A limitation of our study is that it was a retrospective analysis of only patients undergoing polysomnography at a single institute. Also, patient numbers were small, and it is thus difficult to define cause-and-effect relationships between OSAS and cardiovascular disease. We did not investigate the hypoxic burden, also known as the desaturation severity parameter, which has been reported to independently raise cardiovascular risk (26). In addition, we did not investigate sleep-related breathing cessation and desaturation, which are known to have greater contributions to daytime sleepiness than AHI (27).
All-cause mortality risk has been reported to be higher in older adult OSA patients with excessive daytime sleepiness (28). In one study, when divided into four subtypes of symptoms, the prevalence of heart failure was more than three times higher in the excessive sleep subtype than other subtypes and the incidence of cardiovascular disease was also high (29). It is necessary to perform follow-up studies on the factors affecting cardiovascular disease in hypopnea itself because the apnea group had a significantly higher ESS score than the hypopnea group in the present study. It is also necessary to analyze OSA patients by dividing them into subgroups according to ESS score in follow-up studies.
Future studies should divide patients according to polysomnographic phenotype, check various parameters, and then track the incidences of cardiovascular and cerebrovascular diseases, which would identify risk factors and predict prognoses after treatment.
In conclusion, OSAS patients were classified as apnea-predominant, hypopnea-predominant, or RERA-predominant according to the phenotype based on polysomnographic data. The hypopnea-predominant group had significantly higher prevalence rates of coronary artery disease and heart failure than the apnea-predominant group. Furthermore, the hypopnea predominance was differentially associated with the risks for coronary artery disease and heart failure.
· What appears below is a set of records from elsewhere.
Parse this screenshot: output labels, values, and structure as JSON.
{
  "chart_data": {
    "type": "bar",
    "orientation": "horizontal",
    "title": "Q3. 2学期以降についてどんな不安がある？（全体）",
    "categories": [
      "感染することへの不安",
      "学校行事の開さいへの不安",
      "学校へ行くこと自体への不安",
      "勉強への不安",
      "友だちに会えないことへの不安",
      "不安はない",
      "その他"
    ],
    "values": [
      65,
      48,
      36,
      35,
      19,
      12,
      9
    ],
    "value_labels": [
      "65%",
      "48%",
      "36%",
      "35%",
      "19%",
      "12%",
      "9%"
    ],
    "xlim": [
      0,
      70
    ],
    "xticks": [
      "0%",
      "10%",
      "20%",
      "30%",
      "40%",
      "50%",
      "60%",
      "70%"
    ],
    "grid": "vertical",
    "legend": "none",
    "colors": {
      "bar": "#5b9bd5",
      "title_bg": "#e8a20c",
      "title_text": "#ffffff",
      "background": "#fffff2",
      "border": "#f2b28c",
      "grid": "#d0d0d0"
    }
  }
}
Conflicts of Interest: The authors have no conflicts of interest to declare.
Ethical Statement: The authors are accountable for all aspects of the work in ensuring that questions related to the accuracy or integrity of any part of the work are appropriately investigated and resolved. The study was reviewed and approved by the Wonju Severance Christian Hospital Institutional Review Board (CR318006).